Delayed Reopening Forecast for Fort Hamilton Branch Library

The Fort Hamilton branch of the Brooklyn Public Library (BPL) likely won’t be reopening this spring as originally planned.

Renovations on the building have been more extensive than had been anticipated, resulting in a longer project, said Steven Schechter, director of government and community relations for BPL.

Schechter spoke about the ongoing rehabilitation of the branch, which is located at 9424 Fourth Avenue, during the December meeting of Community Board 10, which was held in the community room at Shore Hill, 9000 Shore Road.

The library closed March 29, 2008, for what was expected to be an 18-month-long project.

“Right now, we are going to have a hard time meeting the spring, 2010, reopening date,” Schechter acknowledged, stressing, “We are trying to move forward as quickly as possible. We know the community misses the library.”

While patrons of the library have had Bookmobile service, Schechter added, “We know the Bookmobile is no substitute for the branch and a staff that’s there every day.”

There have been two major issues which have delayed the completion of the project, said Schechter. For one thing, “The condition of the slate roof was significantly more deteriorated than we thought,” he told board members. In addition, a wooden floor and the wooden joists supporting it, had been badly damaged by termites, Schechter said. “They needed to be completely ripped out,” he told the group, to be replaced by a steel support system and a concrete floor.

The situation was exacerbated, Schechter added, by “this summer’s wet weather” which delayed some of the renovation work.

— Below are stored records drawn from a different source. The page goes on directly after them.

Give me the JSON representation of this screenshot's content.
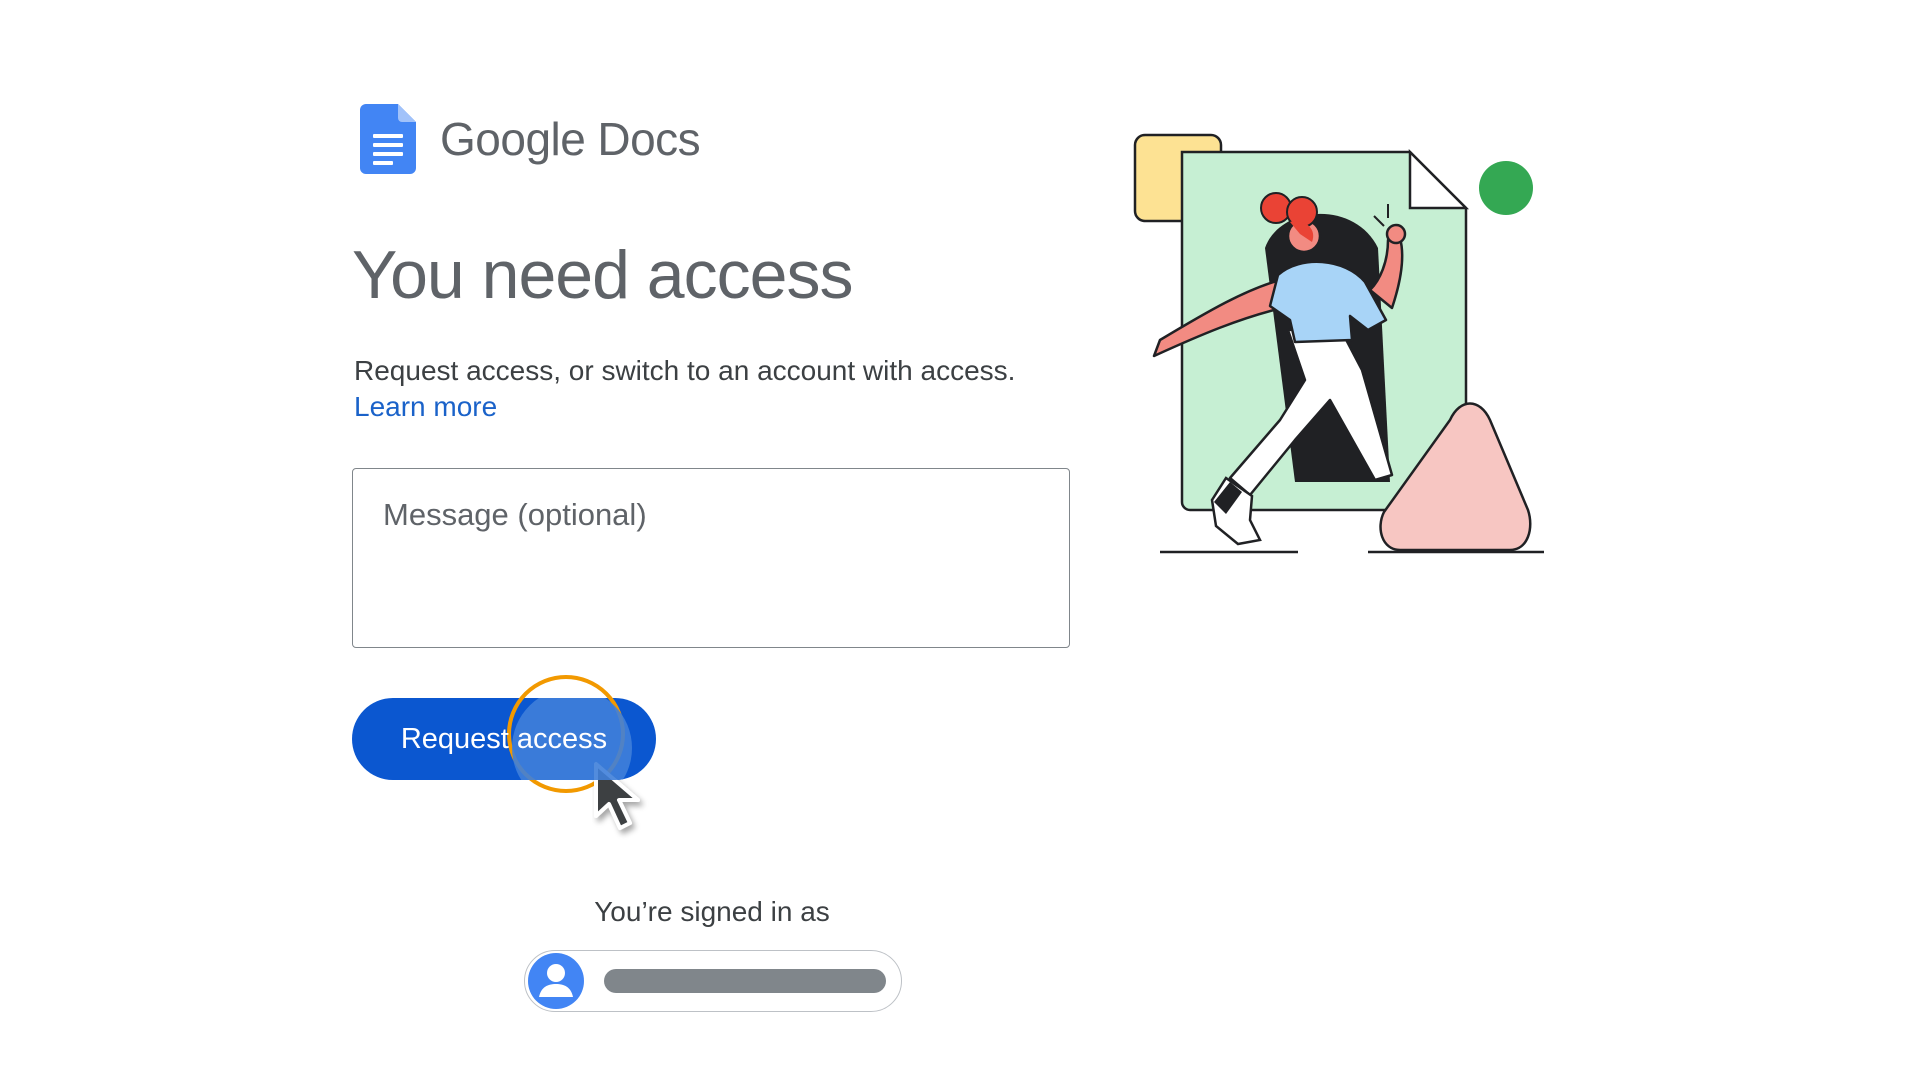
{
  "app": {
    "brand_google": "Google",
    "brand_product": "Docs",
    "logo_icon": "google-docs-icon",
    "accent_color": "#0b57d0",
    "focus_ring_color": "#f29900"
  },
  "main": {
    "title": "You need access",
    "subtitle": "Request access, or switch to an account with access.",
    "learn_more_label": "Learn more",
    "message_placeholder": "Message (optional)",
    "message_value": "",
    "request_button_label": "Request access"
  },
  "account": {
    "signed_in_label": "You’re signed in as",
    "avatar_icon": "person-icon"
  },
  "illustration": {
    "description_icon": "person-walking-through-document-illustration",
    "colors": {
      "document_green": "#c6efd3",
      "yellow_square": "#fde293",
      "green_circle": "#34a853",
      "pink_triangle": "#f7c6c2",
      "shirt_blue": "#a8d4f7",
      "hair_red": "#ea4335"
    }
  }
}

The $3.36 million library renovation, for which City Councilmember Vincent Gentile had secured the funds, will result in a 50 percent larger library.

Overall, the rehabilitation of the century-old library, which is one of the borough’s 18 original Carnegie libraries, strives to increase usable space in the branch while restoring the elegant beauty of the classical revival style structure.

An extension to the original structure at the rear and side will include a new meeting room, and will add 1,700 square feet in usable space to the structure, which will go from 3,300 square feet to 5,000 square feet.

Also included in the plans is the creation of a First Five Years area for young children and their caregivers, the installation of 18 computers with Internet access for public use, and new restrooms that are ADA compliant. New lighting, a new ceiling, new flooring, new bookshelves, new windows, upgraded electrical and plumbing systems, and new heating, air conditioning and ventilation systems are also part of the project.